Das Publikum besteht häufig nur aus Vertreterinnen und Vertretern der Presse, Freunden und Angehörigen des Angeklagten. Fast immer sind Männer darunter, mit denen die Frau im Bordell zu tun hatte und vor denen sie sich fürchtet. Diese Situation ist für die Opferzeuginnen zusätzlich belastend. Das Publikum ist häufig parteilich für den Täter oder hat ein voyeuristisches Interesse.
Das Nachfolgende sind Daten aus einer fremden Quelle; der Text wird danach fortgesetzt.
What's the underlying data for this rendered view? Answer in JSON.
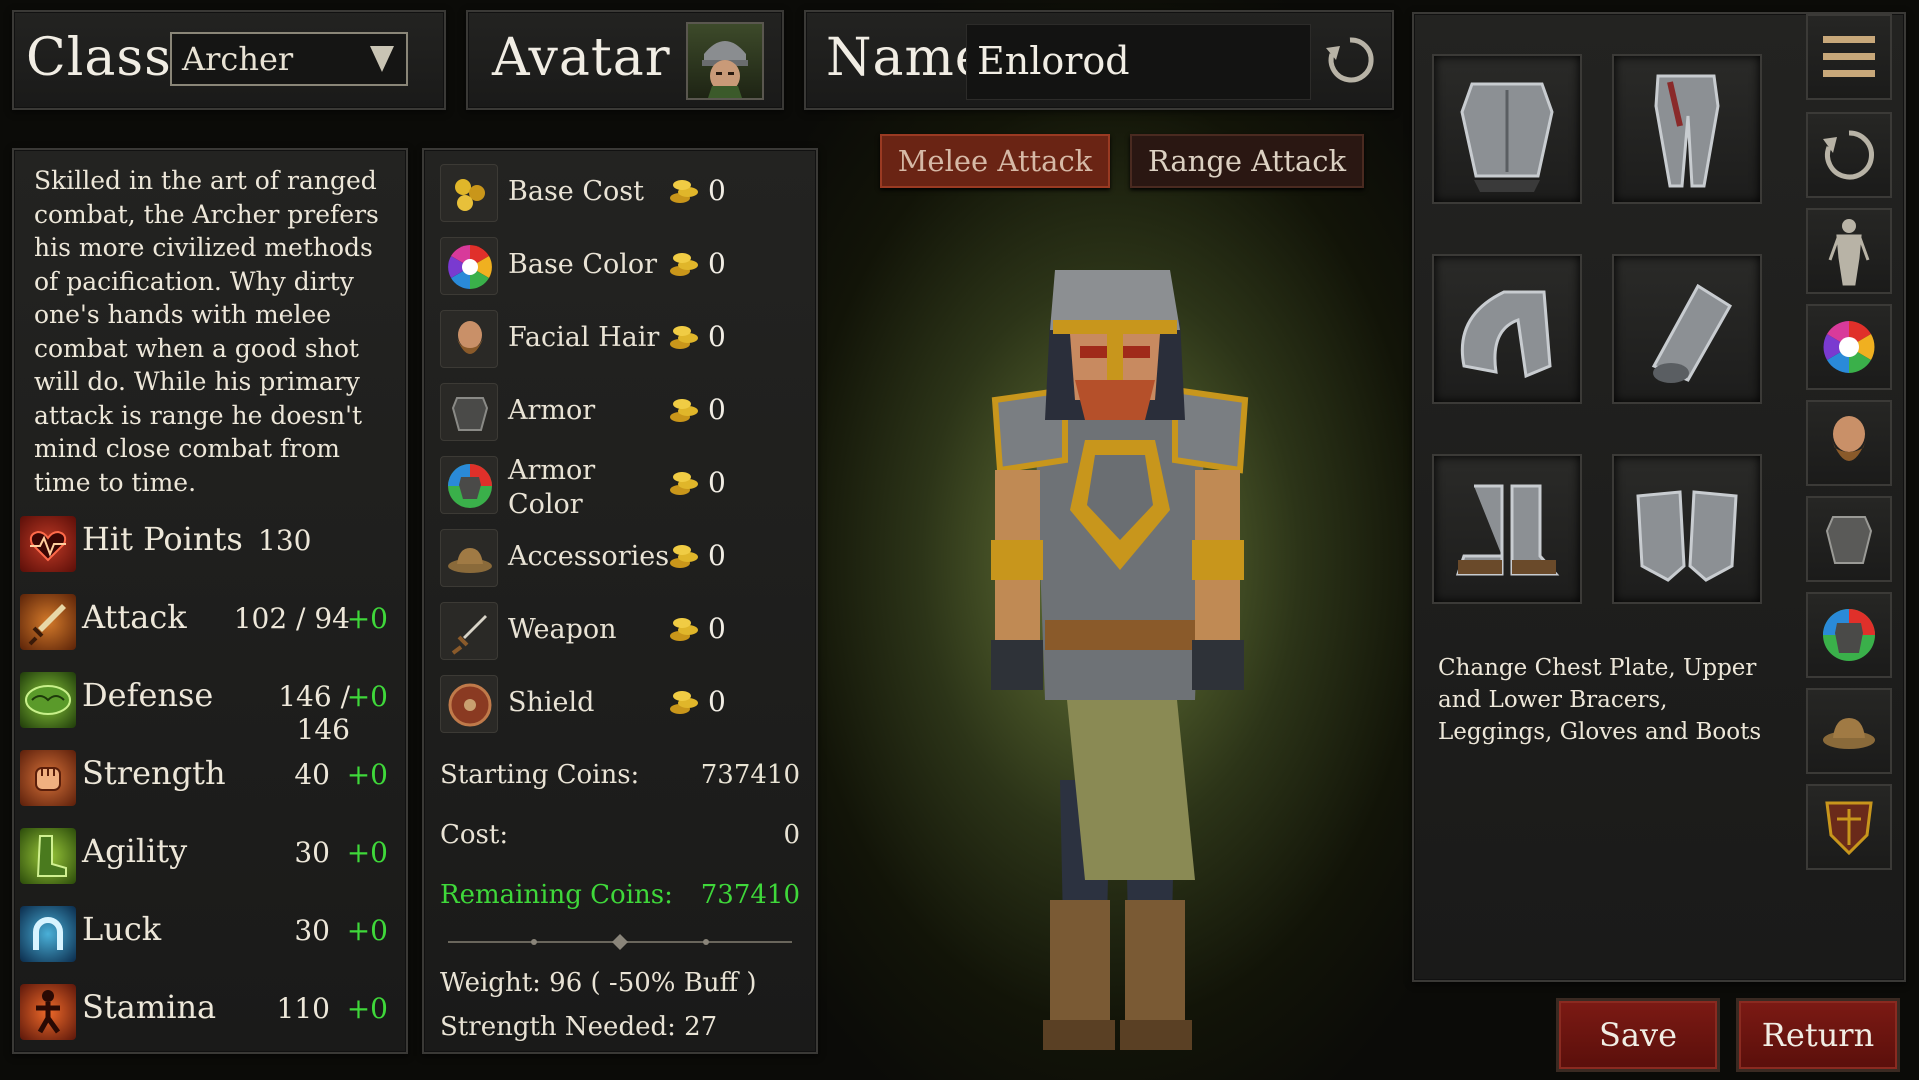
{
  "header": {
    "class_label": "Class",
    "class_value": "Archer",
    "avatar_label": "Avatar",
    "name_label": "Name",
    "name_value": "Enlorod"
  },
  "description": "Skilled in the art of ranged combat, the Archer prefers his more civilized methods of pacification. Why dirty one's hands with melee combat when a good shot will do. While his primary attack is range he doesn't mind close combat from time to time.",
  "stats": [
    {
      "label": "Hit Points",
      "value": "130",
      "bonus": "",
      "icon": "heart-pulse-icon",
      "color": "#a3221a"
    },
    {
      "label": "Attack",
      "value": "102 / 94",
      "bonus": "+0",
      "icon": "sword-icon",
      "color": "#b0501a"
    },
    {
      "label": "Defense",
      "value": "146 / 146",
      "bonus": "+0",
      "icon": "scale-armor-icon",
      "color": "#3f7a24"
    },
    {
      "label": "Strength",
      "value": "40",
      "bonus": "+0",
      "icon": "fist-icon",
      "color": "#b04a1e"
    },
    {
      "label": "Agility",
      "value": "30",
      "bonus": "+0",
      "icon": "boot-icon",
      "color": "#4e7a1e"
    },
    {
      "label": "Luck",
      "value": "30",
      "bonus": "+0",
      "icon": "horseshoe-icon",
      "color": "#1f5a7a"
    },
    {
      "label": "Stamina",
      "value": "110",
      "bonus": "+0",
      "icon": "runner-icon",
      "color": "#b03c1a"
    }
  ],
  "costs": [
    {
      "label": "Base Cost",
      "amount": "0",
      "icon": "coins-icon"
    },
    {
      "label": "Base Color",
      "amount": "0",
      "icon": "color-wheel-icon"
    },
    {
      "label": "Facial Hair",
      "amount": "0",
      "icon": "beard-icon"
    },
    {
      "label": "Armor",
      "amount": "0",
      "icon": "armor-icon"
    },
    {
      "label_line1": "Armor",
      "label_line2": "Color",
      "amount": "0",
      "icon": "armor-color-icon"
    },
    {
      "label": "Accessories",
      "amount": "0",
      "icon": "hat-icon"
    },
    {
      "label": "Weapon",
      "amount": "0",
      "icon": "dagger-icon"
    },
    {
      "label": "Shield",
      "amount": "0",
      "icon": "round-shield-icon"
    }
  ],
  "summary": {
    "starting_label": "Starting Coins:",
    "starting_value": "737410",
    "cost_label": "Cost:",
    "cost_value": "0",
    "remaining_label": "Remaining Coins:",
    "remaining_value": "737410",
    "weight_text": "Weight: 96 ( -50% Buff )",
    "strength_text": "Strength Needed: 27"
  },
  "attack_tabs": {
    "melee": "Melee Attack",
    "range": "Range Attack"
  },
  "equipment": {
    "slots": [
      "chest-plate-icon",
      "leggings-icon",
      "upper-bracer-icon",
      "lower-bracer-icon",
      "boots-icon",
      "gloves-icon"
    ],
    "description": "Change Chest Plate, Upper and Lower Bracers, Leggings, Gloves and Boots"
  },
  "side_menu": [
    "menu-icon",
    "reset-rotation-icon",
    "body-icon",
    "color-wheel-icon",
    "beard-icon",
    "armor-icon",
    "armor-color-icon",
    "hat-icon",
    "shield-icon"
  ],
  "buttons": {
    "save": "Save",
    "return": "Return"
  },
  "colors": {
    "bonus_green": "#3fd83a",
    "remaining_green": "#3fd83a",
    "button_red": "#6e1510",
    "gold": "#d4a21c"
  }
}
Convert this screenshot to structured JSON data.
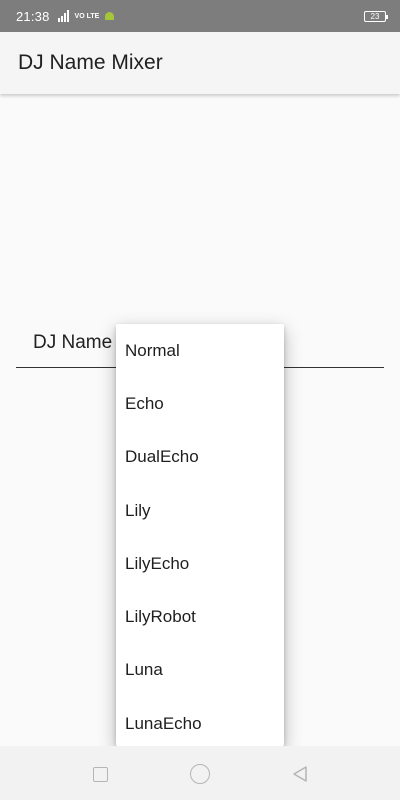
{
  "status_bar": {
    "time": "21:38",
    "network": "VO LTE",
    "battery": "23",
    "icons": [
      "signal-icon",
      "android-icon",
      "battery-icon"
    ]
  },
  "app_bar": {
    "title": "DJ Name Mixer"
  },
  "form": {
    "dj_name_label": "DJ Name"
  },
  "dropdown": {
    "items": [
      {
        "label": "Normal"
      },
      {
        "label": "Echo"
      },
      {
        "label": "DualEcho"
      },
      {
        "label": "Lily"
      },
      {
        "label": "LilyEcho"
      },
      {
        "label": "LilyRobot"
      },
      {
        "label": "Luna"
      },
      {
        "label": "LunaEcho"
      }
    ]
  },
  "nav_bar": {
    "icons": [
      "recents-icon",
      "home-icon",
      "back-icon"
    ]
  },
  "colors": {
    "status_bar": "#7d7d7d",
    "app_bar": "#f5f5f5",
    "background": "#fafafa",
    "popup": "#ffffff",
    "nav_icon": "#b5b5b5"
  }
}
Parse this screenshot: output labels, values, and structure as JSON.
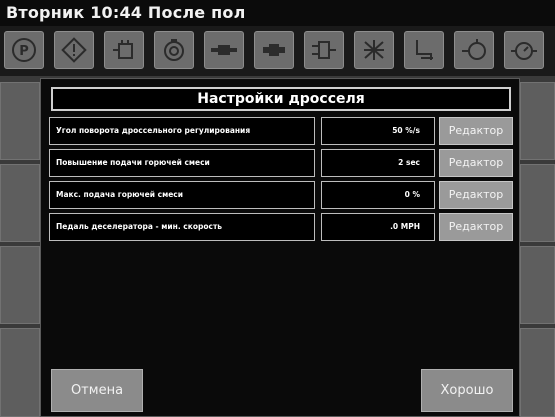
{
  "header": {
    "title": "Вторник 10:44 После пол"
  },
  "iconbar": {
    "icons": [
      "parking-brake-icon",
      "warning-icon",
      "hydraulic-tank-icon",
      "engine-icon",
      "transmission-icon",
      "driveshaft-icon",
      "filter-icon",
      "cooling-fan-icon",
      "exhaust-icon",
      "hydraulic-pump-icon",
      "gauge-icon"
    ]
  },
  "dialog": {
    "title": "Настройки дросселя",
    "rows": [
      {
        "label": "Угол поворота дроссельного регулирования",
        "value": "50 %/s",
        "edit": "Редактор"
      },
      {
        "label": "Повышение подачи горючей смеси",
        "value": "2 sec",
        "edit": "Редактор"
      },
      {
        "label": "Макс. подача горючей смеси",
        "value": "0 %",
        "edit": "Редактор"
      },
      {
        "label": "Педаль деселератора - мин. скорость",
        "value": ".0 MPH",
        "edit": "Редактор"
      }
    ],
    "cancel_label": "Отмена",
    "ok_label": "Хорошо"
  },
  "colors": {
    "background": "#3a3a3a",
    "header": "#0b0b0b",
    "dialog": "#0a0a0a",
    "button": "#9a9a9a"
  }
}
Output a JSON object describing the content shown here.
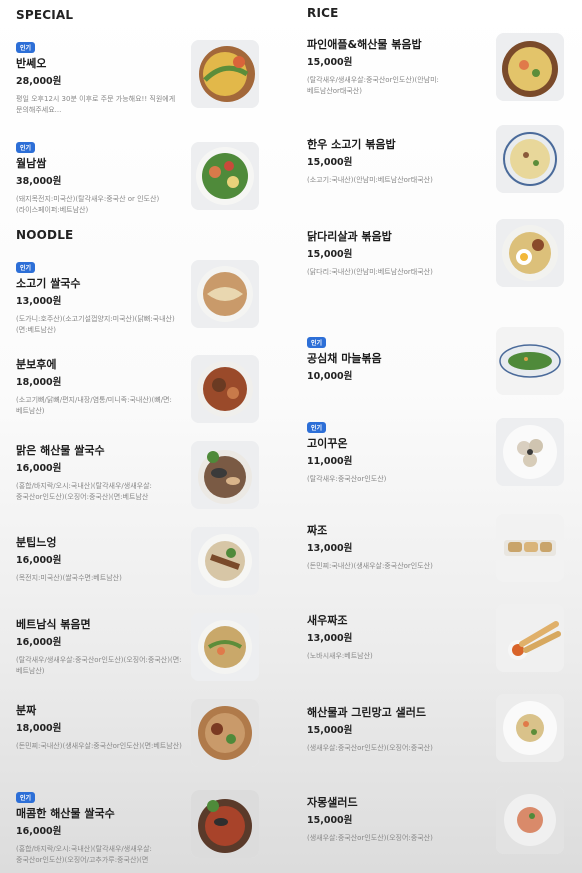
{
  "sections": {
    "special": "SPECIAL",
    "noodle": "NOODLE",
    "rice": "RICE"
  },
  "badge_label": "인기",
  "special": [
    {
      "name": "반쎄오",
      "price": "28,000원",
      "desc": "평일 오후12시 30분 이후로 주문 가능해요!! 직원에게 문의해주세요..."
    },
    {
      "name": "월남쌈",
      "price": "38,000원",
      "desc": "(돼지목전지:미국산)(탈각새우:중국산 or 인도산)(라이스페이퍼:베트남산)"
    }
  ],
  "noodle": [
    {
      "name": "소고기 쌀국수",
      "price": "13,000원",
      "desc": "(도가니:호주산)(소고기설껍양지:미국산)(닭뼈:국내산)(면:베트남산)"
    },
    {
      "name": "분보후에",
      "price": "18,000원",
      "desc": "(소고기뼈/닭뼈/편지/내장/염통/미니족:국내산)(뼈/면:베트남산)"
    },
    {
      "name": "맑은 해산물 쌀국수",
      "price": "16,000원",
      "desc": "(홍합/바지락/오시:국내산)(탈각새우/생새우살:중국산or인도산)(오징어:중국산)(면:베트남산"
    },
    {
      "name": "분팁느엉",
      "price": "16,000원",
      "desc": "(목전지:미국산)(쌀국수면:베트남산)"
    },
    {
      "name": "베트남식 볶음면",
      "price": "16,000원",
      "desc": "(탈각새우/생새우살:중국산or인도산)(오징어:중국산)(면:베트남산)"
    },
    {
      "name": "분짜",
      "price": "18,000원",
      "desc": "(돈민찌:국내산)(생새우살:중국산or인도산)(면:베트남산)"
    },
    {
      "name": "매콤한 해산물 쌀국수",
      "price": "16,000원",
      "desc": "(홍합/바지락/오시:국내산)(탈각새우/생새우살:중국산or인도산)(오징어/고추가루:중국산)(면"
    }
  ],
  "rice": [
    {
      "name": "파인애플&해산물 볶음밥",
      "price": "15,000원",
      "desc": "(탈각새우/생새우살:중국산or인도산)(안남미:베트남산or태국산)"
    },
    {
      "name": "한우 소고기 볶음밥",
      "price": "15,000원",
      "desc": "(소고기:국내산)(안남미:베트남산or태국산)"
    },
    {
      "name": "닭다리살과 볶음밥",
      "price": "15,000원",
      "desc": "(닭다리:국내산)(안남미:베트남산or태국산)"
    },
    {
      "name": "공심채 마늘볶음",
      "price": "10,000원",
      "desc": ""
    },
    {
      "name": "고이꾸온",
      "price": "11,000원",
      "desc": "(탈각새우:중국산or인도산)"
    },
    {
      "name": "짜조",
      "price": "13,000원",
      "desc": "(돈민찌:국내산)(생새우살:중국산or인도산)"
    },
    {
      "name": "새우짜조",
      "price": "13,000원",
      "desc": "(노바시새우:베트남산)"
    },
    {
      "name": "해산물과 그린망고 샐러드",
      "price": "15,000원",
      "desc": "(생새우살:중국산or인도산)(오징어:중국산)"
    },
    {
      "name": "자몽샐러드",
      "price": "15,000원",
      "desc": "(생새우살:중국산or인도산)(오징어:중국산)"
    }
  ],
  "colors": {
    "badge": "#2d6fd7"
  }
}
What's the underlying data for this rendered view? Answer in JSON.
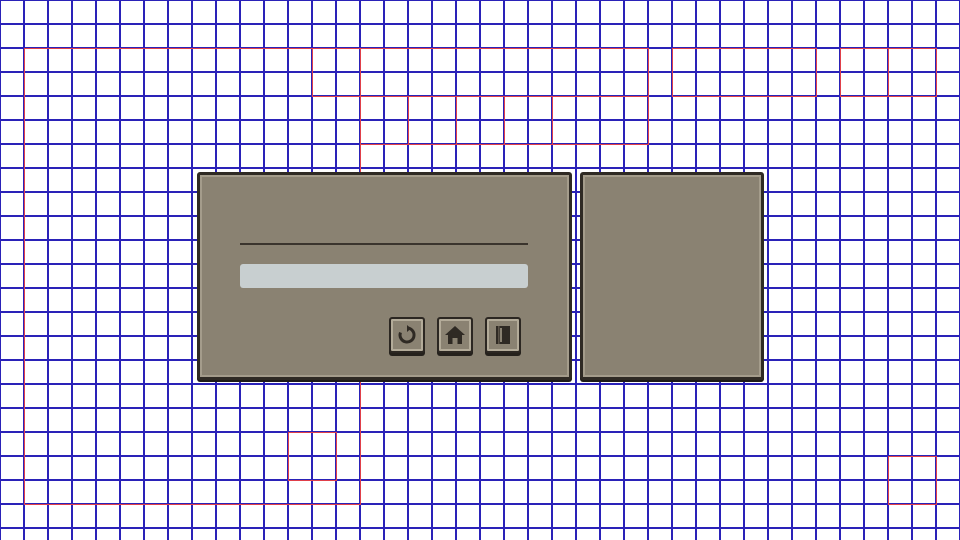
{
  "scene": {
    "description_free": true
  },
  "dialog": {
    "progress": 0,
    "buttons": [
      {
        "icon": "restart-icon"
      },
      {
        "icon": "home-icon"
      },
      {
        "icon": "book-icon"
      }
    ]
  },
  "colors": {
    "grid_line": "#2a22b8",
    "debug_outline": "#e0404a",
    "panel_fill": "#8a8272",
    "panel_border": "#2f2a24",
    "bar_fill": "#c8cfd0",
    "icon": "#2f2a24"
  }
}
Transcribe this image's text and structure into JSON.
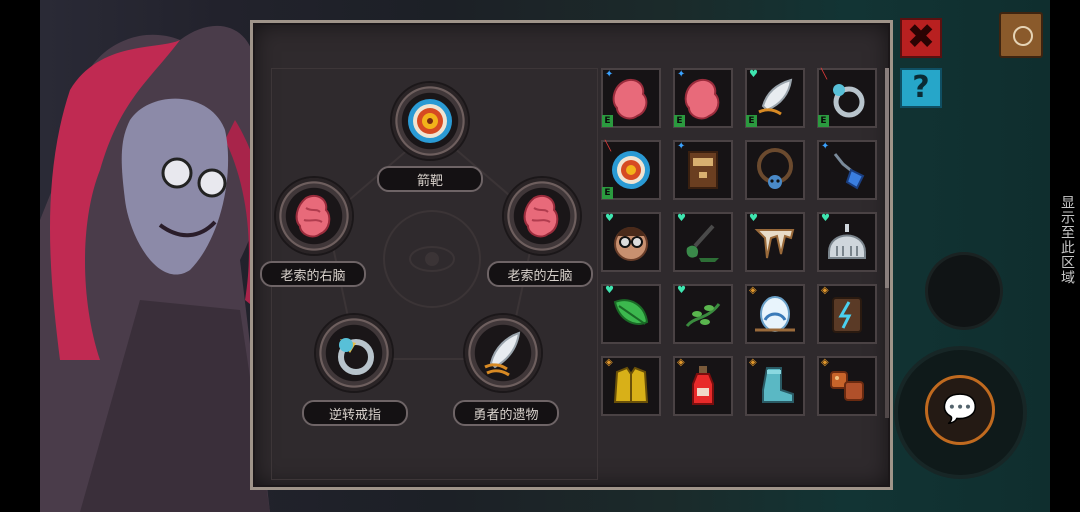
{
  "equipment": {
    "top": {
      "label": "箭靶",
      "icon": "target-icon"
    },
    "right_brain": {
      "label": "老索的右脑",
      "icon": "brain-icon"
    },
    "left_brain": {
      "label": "老索的左脑",
      "icon": "brain-icon"
    },
    "ring": {
      "label": "逆转戒指",
      "icon": "ring-icon"
    },
    "relic": {
      "label": "勇者的遗物",
      "icon": "feather-relic-icon"
    }
  },
  "inventory": [
    {
      "icon": "brain-icon",
      "marker": "star",
      "tag": "E"
    },
    {
      "icon": "brain-icon",
      "marker": "star",
      "tag": "E"
    },
    {
      "icon": "feather-relic-icon",
      "marker": "heart",
      "tag": "E"
    },
    {
      "icon": "ring-icon",
      "marker": "slash",
      "tag": "E"
    },
    {
      "icon": "target-icon",
      "marker": "slash",
      "tag": "E"
    },
    {
      "icon": "scroll-box-icon",
      "marker": "star",
      "tag": ""
    },
    {
      "icon": "skull-necklace-icon",
      "marker": "",
      "tag": ""
    },
    {
      "icon": "blue-amulet-icon",
      "marker": "star",
      "tag": ""
    },
    {
      "icon": "glasses-face-icon",
      "marker": "heart",
      "tag": ""
    },
    {
      "icon": "shovel-icon",
      "marker": "heart",
      "tag": ""
    },
    {
      "icon": "bone-fang-icon",
      "marker": "heart",
      "tag": ""
    },
    {
      "icon": "silver-helmet-icon",
      "marker": "heart",
      "tag": ""
    },
    {
      "icon": "green-leaf-icon",
      "marker": "heart",
      "tag": ""
    },
    {
      "icon": "vine-sprout-icon",
      "marker": "heart",
      "tag": ""
    },
    {
      "icon": "crystal-egg-icon",
      "marker": "shield",
      "tag": ""
    },
    {
      "icon": "lightning-rune-icon",
      "marker": "shield",
      "tag": ""
    },
    {
      "icon": "gold-armor-icon",
      "marker": "shield",
      "tag": ""
    },
    {
      "icon": "red-potion-icon",
      "marker": "shield",
      "tag": ""
    },
    {
      "icon": "teal-boot-icon",
      "marker": "shield",
      "tag": ""
    },
    {
      "icon": "meat-chunks-icon",
      "marker": "shield",
      "tag": ""
    }
  ],
  "buttons": {
    "close_glyph": "✖",
    "help_glyph": "?",
    "chat_glyph": "💬"
  },
  "side_text": "显示至此区域",
  "colors": {
    "panel_border": "#9f9489",
    "panel_bg": "#2f2a2d",
    "close_red": "#b82020",
    "help_cyan": "#26a6c9",
    "tag_green": "#2b9a3f"
  }
}
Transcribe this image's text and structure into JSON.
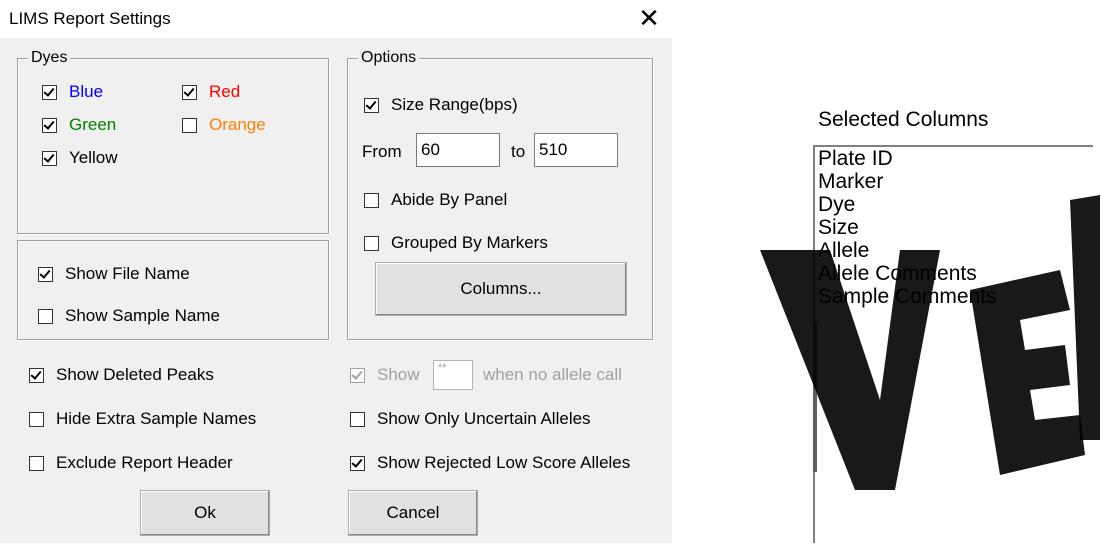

Außer der Sozialarbeiterin und der Rechtsanwältin steht niemand im Raum solidarisch auf Seiten der Opferzeugin - auch nicht das Gericht. Es hat unparteiisch zu sein. Die Frauen müssen auf intime und manchmal unerträgliche Fragen antworten. Sie sind gezwungen, über das zu sprechen, was sie erlitten haben und was sie traumatisiert: Vergewaltigungen, Schläge, psychische und physische Demütigungen. Oft versucht der Verteidiger, sie im Interesse seines Mandanten ins Unrecht zu setzen und bloßzustellen. Ihnen werden Lügen unterstellt, ihre Glaubwürdigkeit wird zu untergraben versucht. Erschwerend kommt hinzu, dass die Frauen nur bruchstückhaft deutsch sprechen, also dem Geschehen um sie herum kaum folgen können und dadurch verunsichert sind. Zwar greift das Gericht manchmal ein. Dennoch ist es eine Tortur für die Frauen. Einige brechen während der Vernehmung in Tränen aus.

Wir haben eine Idee: „Wie wäre es, wenn wir an solchen Prozessen als Zuhörerinnen teilnehmen? Lasst uns im Gerichtssaal den Opferzeuginnen den Rücken stärken! Sicher hilft es ihnen, dass auch andere im Zuschauerraum sind, nicht nur Freunde und Angehörige ihrer Peiniger. Außerdem können wir eine Brücke nach außen sein, indem wir über das Geschehen berichten.“
Gesagt - getan! Etwa 20 ehrenamtliche Frauen aus Ostwestfalen beteiligen sich. Männer sind nicht dabei, auch wenn viele Männer die Arbeit von Nadeschda schätzen und unterstützen. Zur Prozessbegleitgruppe sollten nur Frauen gehören. Denn fast alle Gewalt, die die Opferzeuginnen erlitten haben, ist von Männern ausgegangen. Diesen Personen sitzen sie im Gerichtssaal gegenüber.
Es ist gut, wenn sie sich von Frauen unterstützt fühlen.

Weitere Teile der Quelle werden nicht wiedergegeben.